Embattled IRS employee retires

A key former official in the IRS Exempt Organizations division who refused to testify before a House Ways and Means committee investigating the IRS oversight of exempt organizations has retired.

Lois Lerner, who previously had been on paid leave during the review of her employment by an internal review board bore much of the heat for the Exempt Organizations Division (EO) and its policies for processing Code Section 501(c )(4) applications for tax exempt status.

House hearings continue, with IRS Principal Deputy Commissioner Daniel Werfel indicating that the IRS has issued guidelines and instructions to EO personnel requiring that screening assessments be based upon activity, not names or labels. Werfel also indicated that the IRS has strengthened checks and balances in instances where additional detailed information is needed to process an application.

Religious school benefit plans are considered church plans

While many benefit plans must meet certain requirements of the Internal Revenue Code and ERISA in order to become and remain qualified, church-run plans usually are exempt from these requirements under Code Sec. 414(c ).

In a recent ruling, the IRS concluded that the same logic can be applied to plans maintained by a church-run school. In the situation at hand, a church-run school had a tax-sheltered annuity plan and a medical benefits plan. Ordinarily, school run plans are not exempt; however, since the school was a nonprofit school founded by a religious congregation and established as a church school, the school was considered to be associated with the Church under Code Sec. 414(e )(3)(D) and thus the employees were deemed employees of the church.

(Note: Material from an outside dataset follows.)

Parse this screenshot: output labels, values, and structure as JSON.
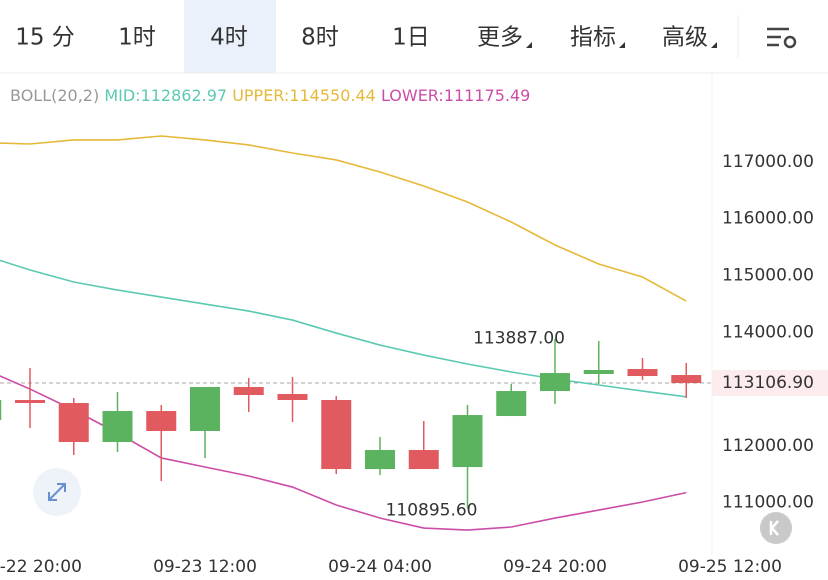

In making its determination, the IRS referenced the common religious bonds between the school and the church as well as the indirect control of the school by the church through the religious congregation.

Payments received by taxpayer were not excludable from income due to physical sickness

In a recent case, the Tax Court concluded that payments made to a taxpayer to settle the taxpayer’s employment discrimination case were not excludable from gross income as payments for personal injury or sickness even though the taxpayer claimed that he had suffered physically from stress caused by his employer’s hostile work environment.

When the taxpayer settled the lawsuit with the employer, the taxpayer received payments toward wages and other taxable benefits and also toward attorney fees. The IRS concluded that the signed agreement determined the nature of the payments received. Since the agreement did not reference the payments as being received for personal injuries or sickness, the taxpayer was not entitled to exclude the payments from adjusted gross income. The court did however find that the portion of the fees attributable to attorney fees was deductible.